Pooja Sood is an Indian curator and art management consultant. She is also the founding member and Director of KHOJ International Artist's Association.

==Education==
Pooja is a mathematics graduate and has an MBA in Marketing (1984–86) from the Symbiosis Institute of Business Management, Pune. Sood has an MA in Art History (1990–92) from Punjab University, Chandigarh. She also has a certificate in Cultural Policy from the CEU, Budapest (2007); and in Arts Management from the European Summer Academy of ICCM, Salzburg (2000).

==Career==
Pooja started her career with Delhi-based Eicher Gallery in 1994 where she was the curator and administrator till 1998. During her time with them she curated over 20 exhibitions. In 1997, Sood along with Bharti Kher, Subodh Gupta, Manisha Parekh, Anita Dube and Prithpal S. Ladi founded Khoj International Artists’ Association. From 1998 - 2007, she coordinated the KHOJ International artist's workshops in Delhi (1998-2001), Bangalore (2002 -2003), Mumbai (2005), Kolkata (2006) and Srinagar (2007). From 2000 to 2010, she was the Regional Coordinator of the Triangle Arts Trust, UK where she researched and facilitated the establishment of independent not for profit visual art organizations in Sri Lanka, Pakistan, Bangladesh and Nepal called SANA (South Asian Network for the Arts). She was the Curator of the Apeejay Media Gallery from 2002 to 2007. From October 2007- December 2008, she was also the Director of Artists Pension Trust, Mumbai. She was appointed as the artistic director and curator of 48 °C Public.Art.Ecology, a public art project, commissioned by the Goethe Institut in December 2008.
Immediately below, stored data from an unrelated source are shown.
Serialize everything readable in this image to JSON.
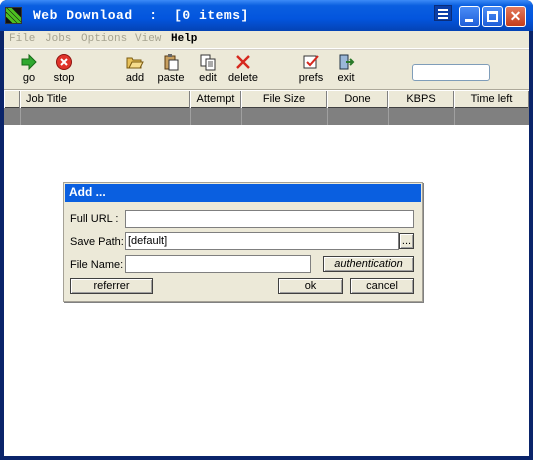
{
  "window": {
    "title": "Web Download  :  [0 items]"
  },
  "menu": {
    "items": [
      {
        "label": "File",
        "enabled": false
      },
      {
        "label": "Jobs",
        "enabled": false
      },
      {
        "label": "Options",
        "enabled": false
      },
      {
        "label": "View",
        "enabled": false
      },
      {
        "label": "Help",
        "enabled": true
      }
    ]
  },
  "toolbar": {
    "go": "go",
    "stop": "stop",
    "add": "add",
    "paste": "paste",
    "edit": "edit",
    "delete": "delete",
    "prefs": "prefs",
    "exit": "exit",
    "search_value": ""
  },
  "list": {
    "columns": [
      "Job Title",
      "Attempt",
      "File Size",
      "Done",
      "KBPS",
      "Time left"
    ]
  },
  "dialog": {
    "title": "Add ...",
    "full_url_label": "Full URL :",
    "full_url_value": "",
    "save_path_label": "Save Path:",
    "save_path_value": "[default]",
    "browse_label": "...",
    "file_name_label": "File Name:",
    "file_name_value": "",
    "authentication_label": "authentication",
    "referrer_label": "referrer",
    "ok_label": "ok",
    "cancel_label": "cancel"
  },
  "colors": {
    "titlebar": "#0355de",
    "dialog_title": "#0a5fe0",
    "face": "#ece9d8",
    "selected_row": "#808080"
  }
}
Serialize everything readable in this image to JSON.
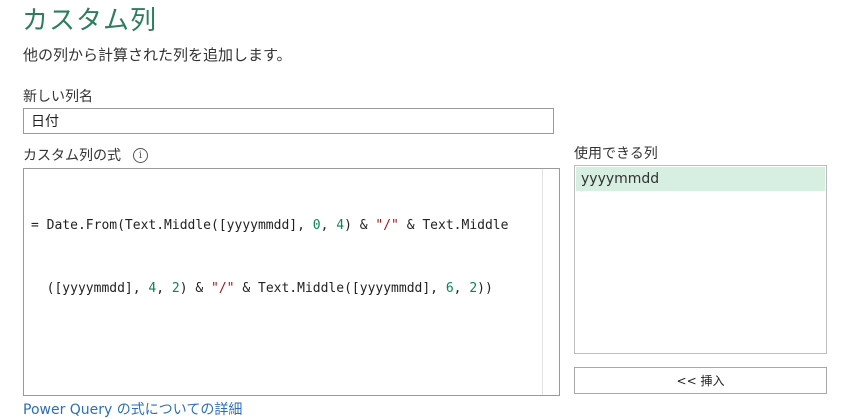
{
  "dialog": {
    "title": "カスタム列",
    "subtitle": "他の列から計算された列を追加します。"
  },
  "new_column": {
    "label": "新しい列名",
    "value": "日付"
  },
  "formula": {
    "label": "カスタム列の式",
    "info_icon": "info-icon",
    "line1_parts": [
      "= Date.From(Text.Middle([yyyymmdd], ",
      "0",
      ", ",
      "4",
      ") & ",
      "\"/\"",
      " & Text.Middle"
    ],
    "line2_parts": [
      "  ([yyyymmdd], ",
      "4",
      ", ",
      "2",
      ") & ",
      "\"/\"",
      " & Text.Middle([yyyymmdd], ",
      "6",
      ", ",
      "2",
      "))"
    ]
  },
  "available_columns": {
    "label": "使用できる列",
    "items": [
      "yyyymmdd"
    ],
    "selected": "yyyymmdd"
  },
  "insert_button": {
    "label": "<< 挿入"
  },
  "help_link": {
    "label": "Power Query の式についての詳細"
  },
  "colors": {
    "title": "#2e7d5b",
    "selected_item_bg": "#d6efe1",
    "link": "#2c6fb5",
    "number": "#098658",
    "string": "#a31515"
  }
}
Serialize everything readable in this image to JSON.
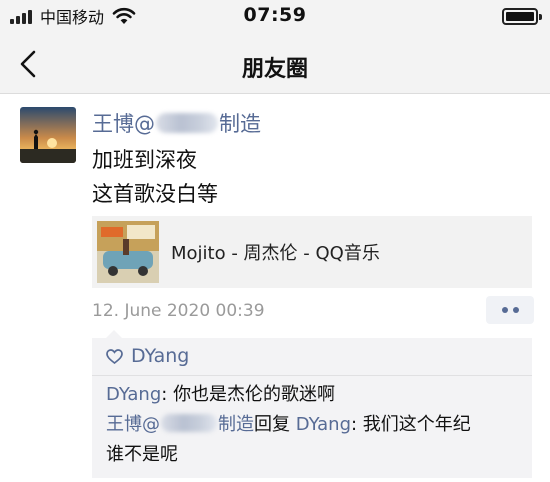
{
  "status_bar": {
    "carrier": "中国移动",
    "time": "07:59",
    "signal_bars": 4,
    "battery_level": 1.0,
    "icons": [
      "signal-icon",
      "wifi-icon",
      "battery-icon"
    ]
  },
  "nav": {
    "title": "朋友圈",
    "back_icon": "chevron-left-icon"
  },
  "post": {
    "author_name": "王博@",
    "author_suffix": "制造",
    "lines": [
      "加班到深夜",
      "这首歌没白等"
    ],
    "shared_music": {
      "title": "Mojito - 周杰伦 - QQ音乐"
    },
    "timestamp": "12. June 2020 00:39",
    "more_icon": "more-dots-icon"
  },
  "likes": {
    "icon": "heart-icon",
    "names": "DYang"
  },
  "comments": [
    {
      "author": "DYang",
      "separator": ": ",
      "text": "你也是杰伦的歌迷啊"
    },
    {
      "author_prefix": "王博@",
      "author_suffix": "制造",
      "reply_word": "回复",
      "reply_to": "DYang",
      "separator": ": ",
      "text_line1": "我们这个年纪",
      "text_line2": "谁不是呢"
    }
  ],
  "colors": {
    "link_blue": "#576b95",
    "timestamp_gray": "#9a9a9a",
    "bar_background": "#f3f3f3",
    "card_background": "#f2f2f2"
  }
}
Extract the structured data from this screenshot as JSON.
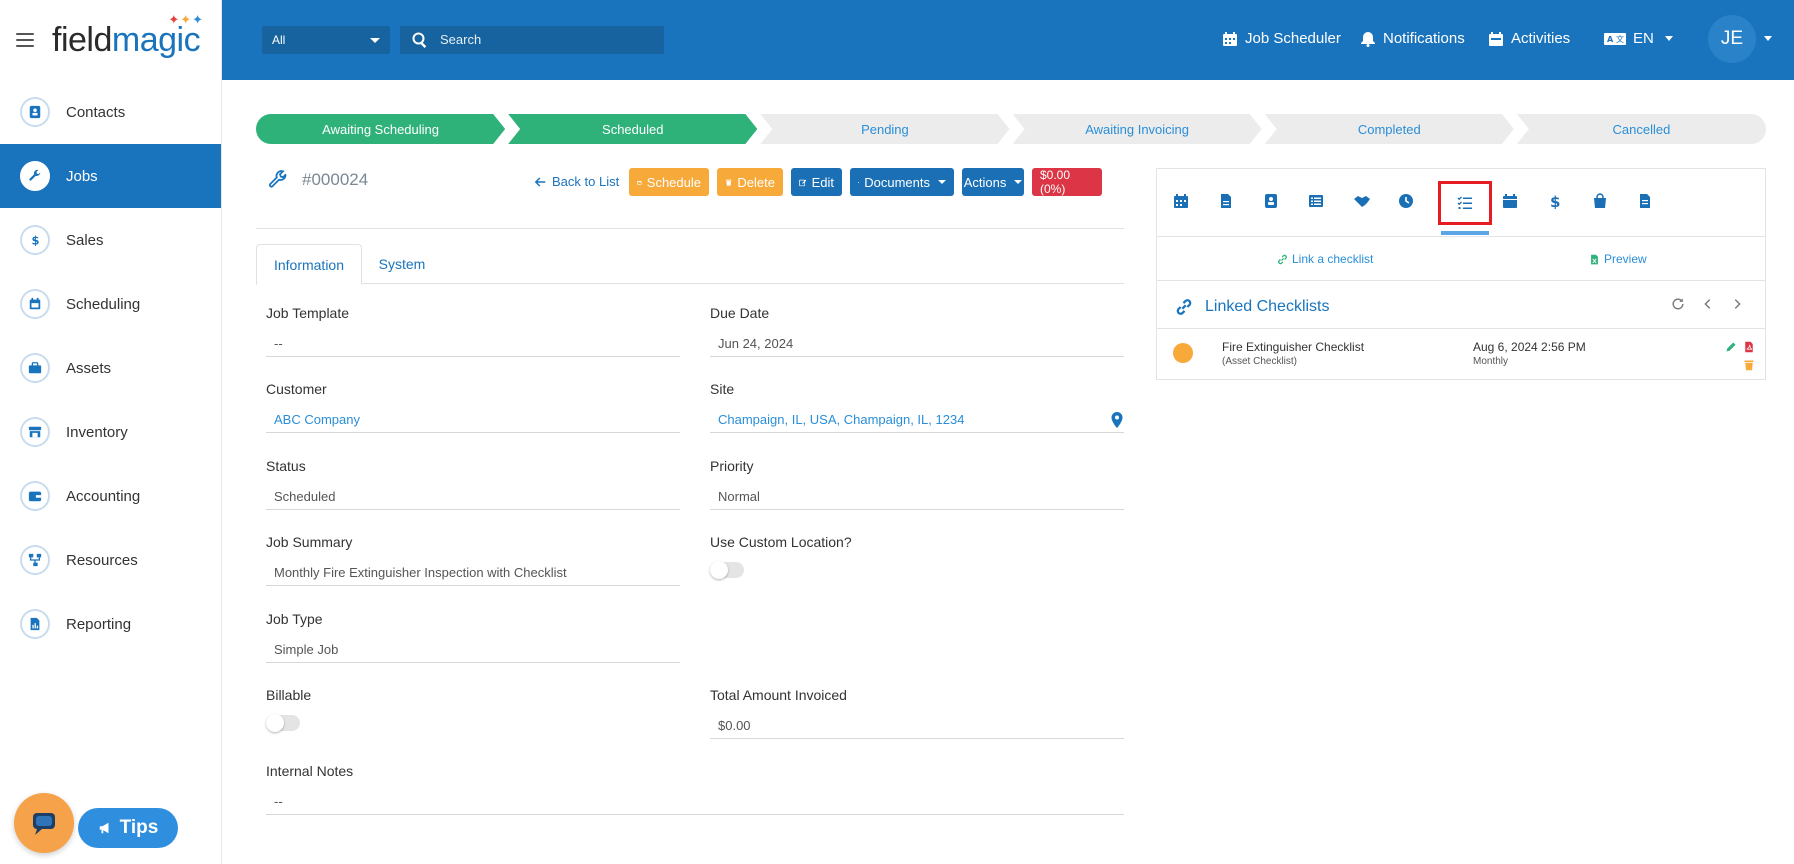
{
  "brand": {
    "logo_part1": "field",
    "logo_part2": "magic",
    "sparkle": "✦✦✦"
  },
  "header": {
    "scope_select": "All",
    "search_placeholder": "Search",
    "job_scheduler": "Job Scheduler",
    "notifications": "Notifications",
    "activities": "Activities",
    "language": "EN",
    "avatar_initials": "JE"
  },
  "sidebar": {
    "items": [
      {
        "label": "Contacts",
        "icon": "contact-card-icon"
      },
      {
        "label": "Jobs",
        "icon": "wrench-icon",
        "active": true
      },
      {
        "label": "Sales",
        "icon": "dollar-icon"
      },
      {
        "label": "Scheduling",
        "icon": "calendar-icon"
      },
      {
        "label": "Assets",
        "icon": "briefcase-icon"
      },
      {
        "label": "Inventory",
        "icon": "store-icon"
      },
      {
        "label": "Accounting",
        "icon": "wallet-icon"
      },
      {
        "label": "Resources",
        "icon": "network-icon"
      },
      {
        "label": "Reporting",
        "icon": "report-icon"
      }
    ]
  },
  "tips": {
    "label": "Tips"
  },
  "pipeline": {
    "stages": [
      {
        "label": "Awaiting Scheduling",
        "done": true
      },
      {
        "label": "Scheduled",
        "done": true
      },
      {
        "label": "Pending",
        "done": false
      },
      {
        "label": "Awaiting Invoicing",
        "done": false
      },
      {
        "label": "Completed",
        "done": false
      },
      {
        "label": "Cancelled",
        "done": false
      }
    ]
  },
  "job": {
    "number": "#000024",
    "back_to_list": "Back to List",
    "schedule_btn": "Schedule",
    "delete_btn": "Delete",
    "edit_btn": "Edit",
    "documents_btn": "Documents",
    "actions_btn": "Actions",
    "amount_badge": "$0.00 (0%)"
  },
  "tabs": {
    "information": "Information",
    "system": "System"
  },
  "form": {
    "job_template": {
      "label": "Job Template",
      "value": "--"
    },
    "due_date": {
      "label": "Due Date",
      "value": "Jun 24, 2024"
    },
    "customer": {
      "label": "Customer",
      "value": "ABC Company"
    },
    "site": {
      "label": "Site",
      "value": "Champaign, IL, USA, Champaign, IL, 1234"
    },
    "status": {
      "label": "Status",
      "value": "Scheduled"
    },
    "priority": {
      "label": "Priority",
      "value": "Normal"
    },
    "job_summary": {
      "label": "Job Summary",
      "value": "Monthly Fire Extinguisher Inspection with Checklist"
    },
    "use_custom_location": {
      "label": "Use Custom Location?",
      "checked": false
    },
    "job_type": {
      "label": "Job Type",
      "value": "Simple Job"
    },
    "billable": {
      "label": "Billable",
      "checked": false
    },
    "total_invoiced": {
      "label": "Total Amount Invoiced",
      "value": "$0.00"
    },
    "internal_notes": {
      "label": "Internal Notes",
      "value": "--"
    }
  },
  "right_panel": {
    "selected_tab_icon": "checklist-icon",
    "link_checklist": "Link a checklist",
    "preview": "Preview",
    "list_title": "Linked Checklists",
    "checklists": [
      {
        "name": "Fire Extinguisher Checklist",
        "type": "(Asset Checklist)",
        "date": "Aug 6, 2024 2:56 PM",
        "frequency": "Monthly",
        "status_color": "#f7a93a"
      }
    ]
  }
}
Since 2009, she has been serving as the Director of ARThinkSouthAsia (ATSA), an arts management programme for young managers in the cultural sphere. From November 2015 to February 2019; Sood also served as the Director General of Jawahar Kala Kendra, an arts centre in Jaipur established by the Rajasthan Government. Sood has been on several international juries, like the IAPA award of the Institute of Public Art, Shanghai (2014), the Asia Pacific Breweries Signature prize hosted by the Singapore Art Museum (2014–15) and the Korean Art prize, Seoul (2013).

Sood is currently working on curating the Pune Biennale which is to be held in November–December 2019.

==Achievements==
Sood was the recipient of a Junior Fellowship from the Human Resource Development (HRD) Ministry, Government of India and developed a Directory of Funding for the Arts in 1998. She is also a Chevening scholar on the Clore Leadership Programme, UK (2009-2011).

==Publications==
She is the editor of The Khoj Book Of Contemporary Indian Art: 1997- 2007, published by HarperCollins, 2010.